Chagas pointed out that January 9 was an important nationalist symbol in Brazil, when the country’s first ruler, Emperor Dom Pedro I, declared that he would not return to Portugal, popularly known as “I will stay”. day is known.
“It’s as if Bolsonarists are equating Bolsonaro with D. Pedro I and implying that the previous government will remain in place,” he said. Some posts also referenced “I will stay day,” indicating the demonstrations were likely to continue into Monday. he added.
In a tweet on Sunday, Bolsonaro — a prolific social media user who has been relatively quiet since his election defeat — denounced the attacks: “Peaceful demonstrations are part of democracy by law,” he tweeted hours after the attack began However, invasions of public buildings such as those taking place today, as well as those practiced by the left in 2013 and 2017, were outside the law.”

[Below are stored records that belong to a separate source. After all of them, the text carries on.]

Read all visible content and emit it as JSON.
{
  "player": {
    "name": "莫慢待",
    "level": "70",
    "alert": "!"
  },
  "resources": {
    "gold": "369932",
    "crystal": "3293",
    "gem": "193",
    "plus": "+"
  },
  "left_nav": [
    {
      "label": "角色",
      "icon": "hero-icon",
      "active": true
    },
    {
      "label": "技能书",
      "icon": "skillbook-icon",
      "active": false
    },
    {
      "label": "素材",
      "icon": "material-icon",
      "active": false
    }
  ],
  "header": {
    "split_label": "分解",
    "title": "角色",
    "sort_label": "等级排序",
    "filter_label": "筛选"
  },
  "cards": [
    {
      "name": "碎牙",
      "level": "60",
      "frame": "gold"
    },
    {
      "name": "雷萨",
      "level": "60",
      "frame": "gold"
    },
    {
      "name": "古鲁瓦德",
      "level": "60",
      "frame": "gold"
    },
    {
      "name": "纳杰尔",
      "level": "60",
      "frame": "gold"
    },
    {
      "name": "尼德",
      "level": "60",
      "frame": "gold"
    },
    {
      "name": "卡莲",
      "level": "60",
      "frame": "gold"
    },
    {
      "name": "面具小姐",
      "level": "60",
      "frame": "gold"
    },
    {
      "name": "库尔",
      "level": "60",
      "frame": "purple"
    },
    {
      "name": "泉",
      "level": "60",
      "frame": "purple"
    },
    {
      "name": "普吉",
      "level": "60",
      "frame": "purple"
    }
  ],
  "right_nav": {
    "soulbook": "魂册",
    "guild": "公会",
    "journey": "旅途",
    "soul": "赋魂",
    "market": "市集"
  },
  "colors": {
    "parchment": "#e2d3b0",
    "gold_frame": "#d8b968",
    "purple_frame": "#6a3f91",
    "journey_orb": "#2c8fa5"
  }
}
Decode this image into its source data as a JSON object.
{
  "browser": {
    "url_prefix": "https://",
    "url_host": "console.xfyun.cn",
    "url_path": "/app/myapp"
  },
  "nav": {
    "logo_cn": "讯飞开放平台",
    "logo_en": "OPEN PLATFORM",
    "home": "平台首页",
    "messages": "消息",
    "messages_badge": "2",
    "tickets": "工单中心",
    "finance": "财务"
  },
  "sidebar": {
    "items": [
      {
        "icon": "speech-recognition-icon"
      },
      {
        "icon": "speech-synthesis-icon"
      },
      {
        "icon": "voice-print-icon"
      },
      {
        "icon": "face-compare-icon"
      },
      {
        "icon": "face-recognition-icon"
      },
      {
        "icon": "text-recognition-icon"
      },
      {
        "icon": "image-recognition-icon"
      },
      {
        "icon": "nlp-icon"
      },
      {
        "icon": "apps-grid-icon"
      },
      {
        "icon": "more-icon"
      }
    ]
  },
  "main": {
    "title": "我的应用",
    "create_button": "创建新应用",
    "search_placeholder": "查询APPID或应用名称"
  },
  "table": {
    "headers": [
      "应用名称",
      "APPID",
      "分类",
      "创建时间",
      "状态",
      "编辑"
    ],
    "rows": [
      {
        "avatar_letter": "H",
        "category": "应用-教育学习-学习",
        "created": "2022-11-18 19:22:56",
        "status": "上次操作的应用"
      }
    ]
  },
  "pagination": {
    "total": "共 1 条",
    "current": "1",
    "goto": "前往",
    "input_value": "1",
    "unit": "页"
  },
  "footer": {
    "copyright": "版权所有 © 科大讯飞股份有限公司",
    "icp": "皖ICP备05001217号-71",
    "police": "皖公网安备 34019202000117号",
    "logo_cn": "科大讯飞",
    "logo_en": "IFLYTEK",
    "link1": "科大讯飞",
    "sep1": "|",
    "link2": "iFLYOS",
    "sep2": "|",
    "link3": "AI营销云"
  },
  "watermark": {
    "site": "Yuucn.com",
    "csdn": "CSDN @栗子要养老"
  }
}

Brazilian researchers said a counter-narrative was circulating among Bolsonaro supporters as early as Sunday, accusing the Lula government and people from Lula’s party of infiltrating peaceful, democratic demonstrations to incite the country against Bolsonaro supporters. The counter-narrative also echoed the Jan. 6 riot, in which many Trump supporters blamed left-wing activists for the violence.
Sunday’s chaos was “a disaster,” said Paulo Figueiredo Filho, a host for right-wing broadcaster Jovem Pan, who lives in Florida and whose social media accounts were terminated by Moraes. “It’s Moraes’ wet dream.”